To finish is to celebrate what comes next.

each of our creations is a brush stroke in the masterpiece we are becoming.

Are we ever really finished? With anything?

To finish one moment or project, to put a period on that chapter, is to acknowledge the next moment.

When we reach the end of an experience, the finish is a culmination of all the energy that led us to that moment. How can we say we are finished with it? That creation, and its completion, will remain a part of us forever.

But we can use the finish to motivate us, and energize the next moment.

What if, instead of taking our foot off the gas, we accelerate into the finish and embrace the inertia of this culmination of creativity, and allow it to propel us into the early stages of the next moment? We could energize the process of beginning again, often the most difficult task; we could fire up the curiosity and our ability to connect dots as we start over; we could engage the doubt and fear of failure as we move on, instead of being paralyzed by it.

If we understand that we are the masterpiece, and that all the energy we generate, all the work we do, everything we create, is but a simple sentence in our story, we will take the pressure off the finish line, and ultimately spend more time creating, iterating, and finishing projects.
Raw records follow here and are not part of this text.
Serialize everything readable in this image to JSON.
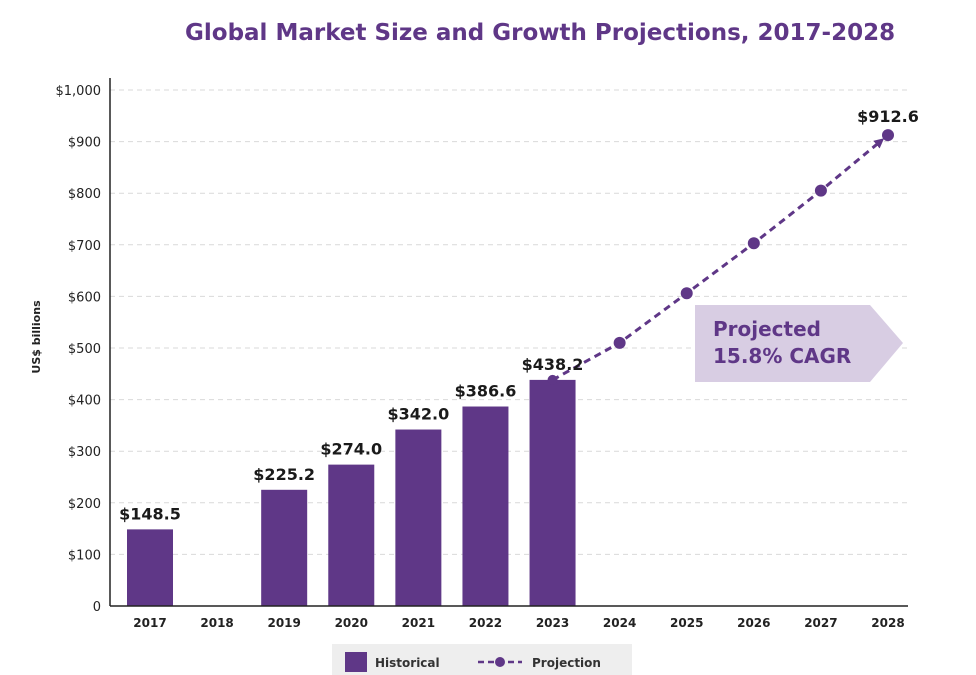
{
  "title": "Global Market Size and Growth Projections, 2017-2028",
  "colors": {
    "title": "#5f3787",
    "bar": "#5f3787",
    "projection": "#5f3787",
    "grid": "#d9d9d9",
    "callout_fill": "#d8cde3",
    "callout_text": "#5f3787",
    "legend_bg": "#eeeeee"
  },
  "callout": {
    "line1": "Projected",
    "line2": "15.8% CAGR"
  },
  "legend": {
    "historical": "Historical",
    "projection": "Projection"
  },
  "chart_data": {
    "type": "bar",
    "title": "Global Market Size and Growth Projections, 2017-2028",
    "ylabel": "US$ billions",
    "xlabel": "",
    "ylim": [
      0,
      1000
    ],
    "yticks": [
      0,
      100,
      200,
      300,
      400,
      500,
      600,
      700,
      800,
      900,
      1000
    ],
    "ytick_labels": [
      "0",
      "$100",
      "$200",
      "$300",
      "$400",
      "$500",
      "$600",
      "$700",
      "$800",
      "$900",
      "$1,000"
    ],
    "categories": [
      "2017",
      "2018",
      "2019",
      "2020",
      "2021",
      "2022",
      "2023",
      "2024",
      "2025",
      "2026",
      "2027",
      "2028"
    ],
    "grid": true,
    "legend_position": "bottom",
    "series": [
      {
        "name": "Historical",
        "type": "bar",
        "x": [
          "2017",
          "2019",
          "2020",
          "2021",
          "2022",
          "2023"
        ],
        "values": [
          148.5,
          225.2,
          274.0,
          342.0,
          386.6,
          438.2
        ],
        "labels": [
          "$148.5",
          "$225.2",
          "$274.0",
          "$342.0",
          "$386.6",
          "$438.2"
        ]
      },
      {
        "name": "Projection",
        "type": "line",
        "style": "dashed",
        "x": [
          "2023",
          "2024",
          "2025",
          "2026",
          "2027",
          "2028"
        ],
        "values": [
          438.2,
          510,
          606,
          703,
          805,
          912.6
        ],
        "end_label": "$912.6"
      }
    ]
  }
}
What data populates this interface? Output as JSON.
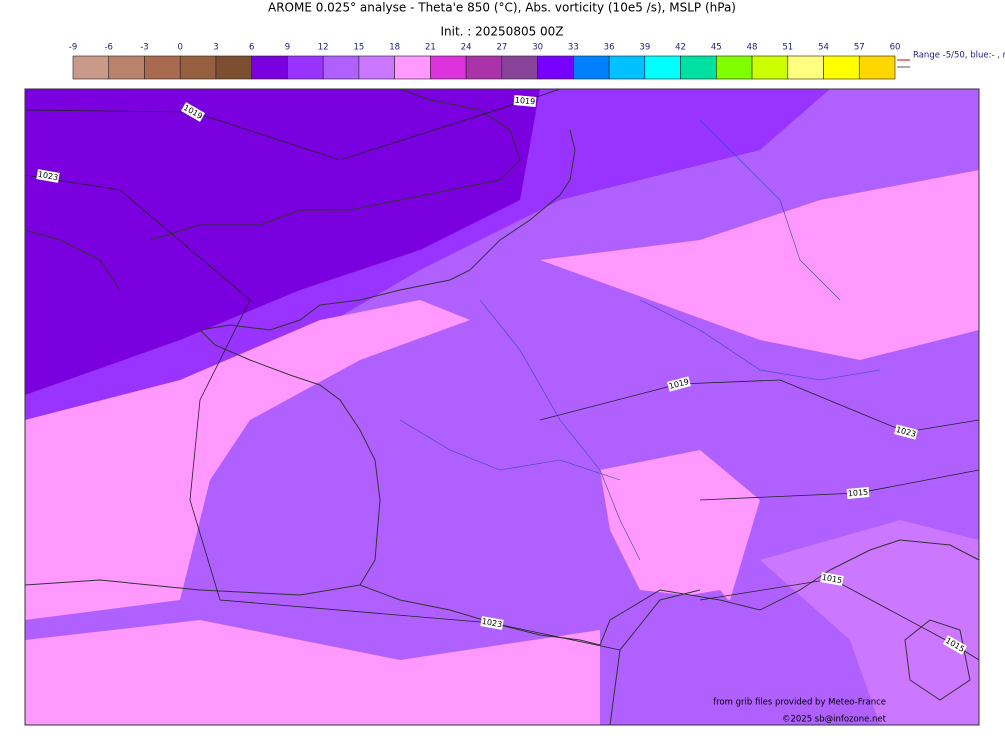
{
  "header": {
    "title": "AROME 0.025° analyse - Theta'e 850 (°C), Abs. vorticity (10e5 /s), MSLP (hPa)",
    "subtitle": "Init. : 20250805 00Z"
  },
  "colorbar": {
    "ticks": [
      -9,
      -6,
      -3,
      0,
      3,
      6,
      9,
      12,
      15,
      18,
      21,
      24,
      27,
      30,
      33,
      36,
      39,
      42,
      45,
      48,
      51,
      54,
      57,
      60
    ],
    "colors": [
      "#c9998a",
      "#b9826a",
      "#a96b50",
      "#966040",
      "#7b4f30",
      "#7b00e0",
      "#9933ff",
      "#b060ff",
      "#cc77ff",
      "#ff99ff",
      "#dd33dd",
      "#aa33aa",
      "#884499",
      "#7700ff",
      "#0080ff",
      "#00c0ff",
      "#00ffff",
      "#00e0a0",
      "#80ff00",
      "#ccff00",
      "#ffff80",
      "#ffff00",
      "#ffd700"
    ]
  },
  "range_note": "Range -5/50, blue:- , r",
  "isobar_labels": [
    "1019",
    "1019",
    "1023",
    "1019",
    "1023",
    "1015",
    "1015",
    "1023",
    "1015"
  ],
  "credits": {
    "source": "from grib files provided by Meteo-France",
    "copyright": "©2025 sb@infozone.net"
  }
}
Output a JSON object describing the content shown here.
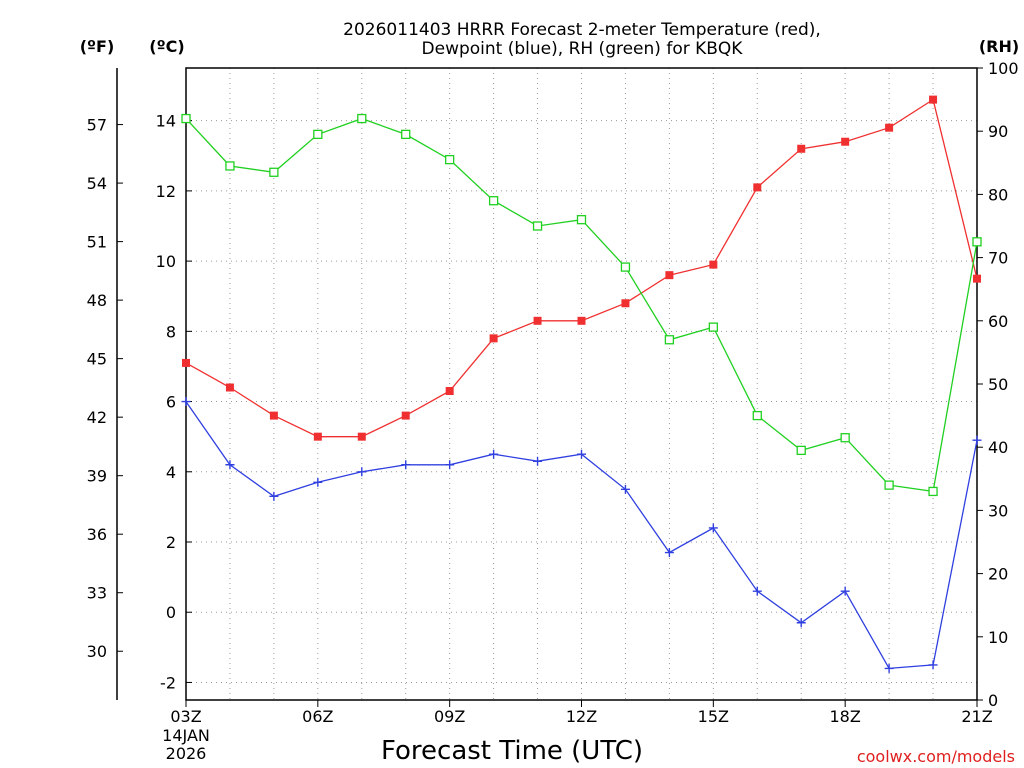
{
  "chart_data": {
    "type": "line",
    "title_line1": "2026011403 HRRR Forecast 2-meter Temperature (red),",
    "title_line2": "Dewpoint (blue), RH (green) for KBQK",
    "xlabel": "Forecast Time (UTC)",
    "date_line1": "14JAN",
    "date_line2": "2026",
    "credit": "coolwx.com/models",
    "unit_f": "(ºF)",
    "unit_c": "(ºC)",
    "unit_rh": "(RH)",
    "x_hours": [
      3,
      4,
      5,
      6,
      7,
      8,
      9,
      10,
      11,
      12,
      13,
      14,
      15,
      16,
      17,
      18,
      19,
      20,
      21
    ],
    "x_ticks": [
      {
        "hour": 3,
        "label": "03Z"
      },
      {
        "hour": 6,
        "label": "06Z"
      },
      {
        "hour": 9,
        "label": "09Z"
      },
      {
        "hour": 12,
        "label": "12Z"
      },
      {
        "hour": 15,
        "label": "15Z"
      },
      {
        "hour": 18,
        "label": "18Z"
      },
      {
        "hour": 21,
        "label": "21Z"
      }
    ],
    "xlim": [
      3,
      21
    ],
    "ylim_c": [
      -2.5,
      15.5
    ],
    "yticks_c": [
      -2,
      0,
      2,
      4,
      6,
      8,
      10,
      12,
      14
    ],
    "yticks_f": [
      30,
      33,
      36,
      39,
      42,
      45,
      48,
      51,
      54,
      57
    ],
    "ylim_rh": [
      0,
      100
    ],
    "yticks_rh": [
      0,
      10,
      20,
      30,
      40,
      50,
      60,
      70,
      80,
      90,
      100
    ],
    "series": [
      {
        "name": "Temperature (°C)",
        "color": "#f03030",
        "marker": "square-filled",
        "axis": "c",
        "values": [
          7.1,
          6.4,
          5.6,
          5.0,
          5.0,
          5.6,
          6.3,
          7.8,
          8.3,
          8.3,
          8.8,
          9.6,
          9.9,
          12.1,
          13.2,
          13.4,
          13.8,
          14.6,
          9.5
        ]
      },
      {
        "name": "Dewpoint (°C)",
        "color": "#3040e0",
        "marker": "plus",
        "axis": "c",
        "values": [
          6.0,
          4.2,
          3.3,
          3.7,
          4.0,
          4.2,
          4.2,
          4.5,
          4.3,
          4.5,
          3.5,
          1.7,
          2.4,
          0.6,
          -0.3,
          0.6,
          -1.6,
          -1.5,
          4.9
        ]
      },
      {
        "name": "RH (%)",
        "color": "#20d020",
        "marker": "square-open",
        "axis": "rh",
        "values": [
          92,
          84.5,
          83.5,
          89.5,
          92,
          89.5,
          85.5,
          79,
          75,
          76,
          68.5,
          57,
          59,
          45,
          39.5,
          41.5,
          34,
          33,
          72.5
        ]
      }
    ]
  }
}
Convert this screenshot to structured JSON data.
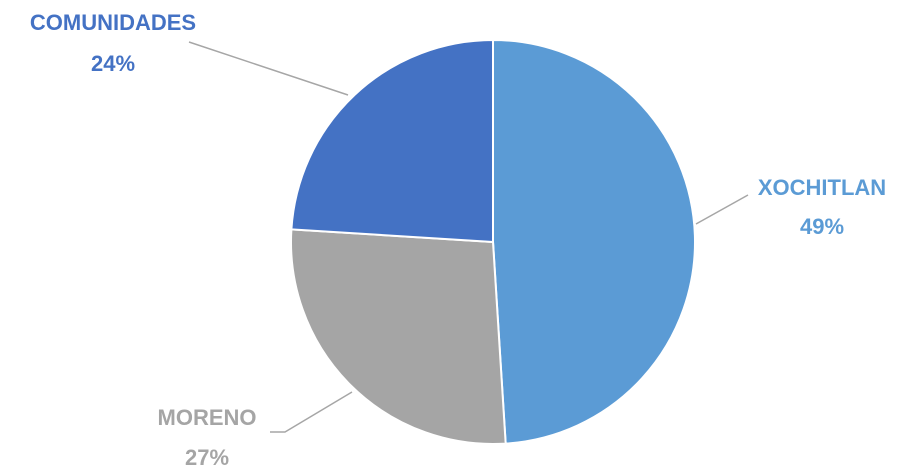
{
  "chart_data": {
    "type": "pie",
    "title": "",
    "start_angle_deg": 0,
    "direction": "clockwise",
    "slices": [
      {
        "label": "XOCHITLAN",
        "percent_label": "49%",
        "value": 49,
        "color": "#5B9BD5",
        "label_color": "#5B9BD5",
        "label_side": "right"
      },
      {
        "label": "MORENO",
        "percent_label": "27%",
        "value": 27,
        "color": "#A5A5A5",
        "label_color": "#A5A5A5",
        "label_side": "bottom-left"
      },
      {
        "label": "COMUNIDADES",
        "percent_label": "24%",
        "value": 24,
        "color": "#4472C4",
        "label_color": "#4472C4",
        "label_side": "top-left"
      }
    ],
    "slice_border_color": "#FFFFFF",
    "leader_line_color": "#A6A6A6"
  }
}
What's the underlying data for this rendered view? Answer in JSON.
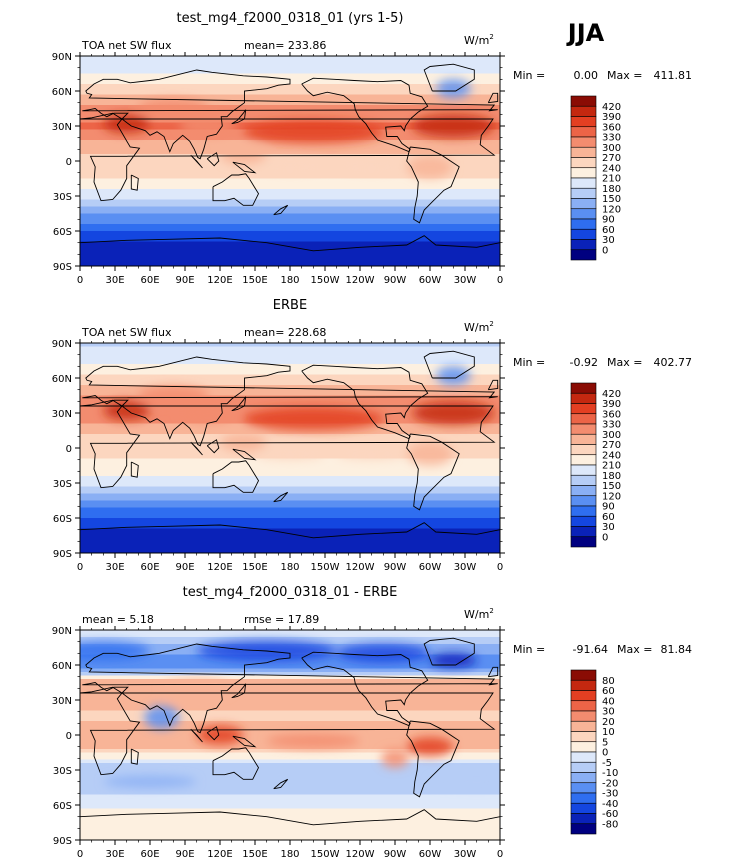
{
  "season": "JJA",
  "unit_base": "W/m",
  "unit_exp": "2",
  "x_ticks": [
    "0",
    "30E",
    "60E",
    "90E",
    "120E",
    "150E",
    "180",
    "150W",
    "120W",
    "90W",
    "60W",
    "30W",
    "0"
  ],
  "y_ticks": [
    "90N",
    "60N",
    "30N",
    "0",
    "30S",
    "60S",
    "90S"
  ],
  "colors": {
    "full": [
      "#000080",
      "#0a22b8",
      "#1446e0",
      "#2f6ef0",
      "#5a8ff2",
      "#8aaff4",
      "#b6cdf6",
      "#dde8fa",
      "#fdf0e0",
      "#fcd6bf",
      "#f8b497",
      "#f38c6f",
      "#ec6447",
      "#e33f22",
      "#c42810",
      "#8a0c04"
    ],
    "diff": [
      "#000080",
      "#0a22b8",
      "#1446e0",
      "#2f6ef0",
      "#5a8ff2",
      "#8aaff4",
      "#b6cdf6",
      "#dde8fa",
      "#fdf0e0",
      "#fcd6bf",
      "#f8b497",
      "#f38c6f",
      "#ec6447",
      "#e33f22",
      "#c42810",
      "#8a0c04"
    ]
  },
  "chart_data": [
    {
      "type": "heatmap",
      "title": "test_mg4_f2000_0318_01 (yrs 1-5)",
      "left_label": "TOA net SW flux",
      "center_label": "mean=  233.86",
      "min_label": "Min =",
      "min_value": "0.00",
      "max_label": "Max =",
      "max_value": "411.81",
      "xlim": [
        0,
        360
      ],
      "ylim": [
        -90,
        90
      ],
      "colorbar_labels": [
        "420",
        "390",
        "360",
        "330",
        "300",
        "270",
        "240",
        "210",
        "180",
        "150",
        "120",
        "90",
        "60",
        "30",
        "0"
      ],
      "zonal_profile": [
        [
          -90,
          0
        ],
        [
          -75,
          10
        ],
        [
          -60,
          55
        ],
        [
          -45,
          125
        ],
        [
          -30,
          195
        ],
        [
          -15,
          240
        ],
        [
          0,
          255
        ],
        [
          15,
          290
        ],
        [
          30,
          335
        ],
        [
          45,
          305
        ],
        [
          60,
          255
        ],
        [
          75,
          205
        ],
        [
          90,
          180
        ]
      ]
    },
    {
      "type": "heatmap",
      "title": "ERBE",
      "left_label": "TOA net SW flux",
      "center_label": "mean=  228.68",
      "min_label": "Min =",
      "min_value": "-0.92",
      "max_label": "Max =",
      "max_value": "402.77",
      "xlim": [
        0,
        360
      ],
      "ylim": [
        -90,
        90
      ],
      "colorbar_labels": [
        "420",
        "390",
        "360",
        "330",
        "300",
        "270",
        "240",
        "210",
        "180",
        "150",
        "120",
        "90",
        "60",
        "30",
        "0"
      ],
      "zonal_profile": [
        [
          -90,
          0
        ],
        [
          -75,
          10
        ],
        [
          -60,
          55
        ],
        [
          -45,
          120
        ],
        [
          -30,
          190
        ],
        [
          -15,
          235
        ],
        [
          0,
          245
        ],
        [
          15,
          280
        ],
        [
          30,
          330
        ],
        [
          45,
          300
        ],
        [
          60,
          250
        ],
        [
          75,
          200
        ],
        [
          90,
          175
        ]
      ]
    },
    {
      "type": "heatmap",
      "title": "test_mg4_f2000_0318_01 - ERBE",
      "left_label": "mean =    5.18",
      "center_label": "rmse =   17.89",
      "min_label": "Min =",
      "min_value": "-91.64",
      "max_label": "Max =",
      "max_value": " 81.84",
      "xlim": [
        0,
        360
      ],
      "ylim": [
        -90,
        90
      ],
      "colorbar_labels": [
        "80",
        "60",
        "40",
        "30",
        "20",
        "10",
        "5",
        "0",
        "-5",
        "-10",
        "-20",
        "-30",
        "-40",
        "-60",
        "-80"
      ],
      "zonal_profile": [
        [
          -90,
          0
        ],
        [
          -70,
          3
        ],
        [
          -50,
          -6
        ],
        [
          -30,
          -10
        ],
        [
          -10,
          12
        ],
        [
          0,
          18
        ],
        [
          15,
          8
        ],
        [
          30,
          14
        ],
        [
          45,
          16
        ],
        [
          60,
          -30
        ],
        [
          75,
          -12
        ],
        [
          90,
          0
        ]
      ]
    }
  ]
}
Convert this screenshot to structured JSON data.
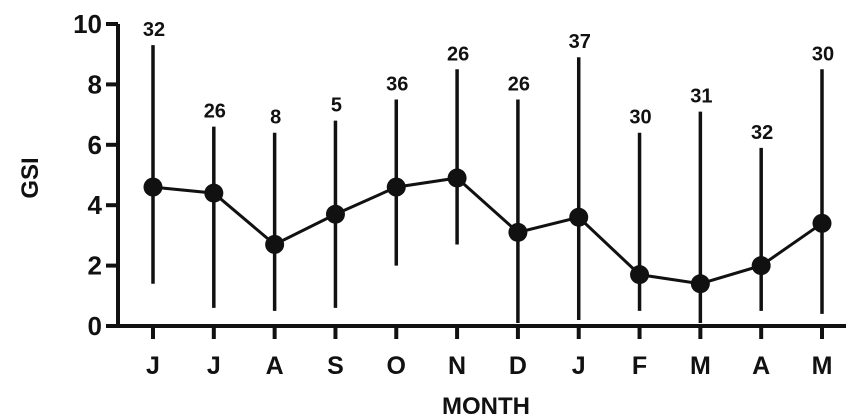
{
  "chart_data": {
    "type": "line",
    "title": "",
    "xlabel": "MONTH",
    "ylabel": "GSI",
    "ylim": [
      0,
      10
    ],
    "yticks": [
      "0",
      "2",
      "4",
      "6",
      "8",
      "10"
    ],
    "categories": [
      "J",
      "J",
      "A",
      "S",
      "O",
      "N",
      "D",
      "J",
      "F",
      "M",
      "A",
      "M"
    ],
    "series": [
      {
        "values": [
          4.6,
          4.4,
          2.7,
          3.7,
          4.6,
          4.9,
          3.1,
          3.6,
          1.7,
          1.4,
          2.0,
          3.4
        ],
        "error_low": [
          1.4,
          0.6,
          0.5,
          0.6,
          2.0,
          2.7,
          0.1,
          0.2,
          0.5,
          0.1,
          0.5,
          0.4
        ],
        "error_high": [
          9.3,
          6.6,
          6.4,
          6.8,
          7.5,
          8.5,
          7.5,
          8.9,
          6.4,
          7.1,
          5.9,
          8.5
        ],
        "n_labels": [
          "32",
          "26",
          "8",
          "5",
          "36",
          "26",
          "26",
          "37",
          "30",
          "31",
          "32",
          "30"
        ]
      }
    ],
    "grid": false,
    "legend": "none",
    "colors": {
      "ink": "#111111",
      "background": "#ffffff"
    }
  }
}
If we can see each of our creations as a brush stroke in the masterpiece we’re becoming, maybe we can take some pressure off the process and remove the need to perfect as part of that movement toward the finish line.

If we can take some pressure off the drive to perfect as we finish, we ultimately make the start of the next project easier.

If the beginning becomes easier, we can embrace the process, and enjoy it more; we can embrace the interruptions and recognize them as essential inspiration.

If we can understand that the masterpiece we are becoming is a collection of work, all in different degrees of completion, we can find a way to begin and finish more chapters in this never-ending volume of work.

Certainly, there is value in defining an end, in finishing a project: the pressure is essential to the creative process as it opens new pathways and delivers new ways of seeing things. But somewhere, within each project, we have to know there's a footnote hidden within the text that will always allow space and potential for what comes next.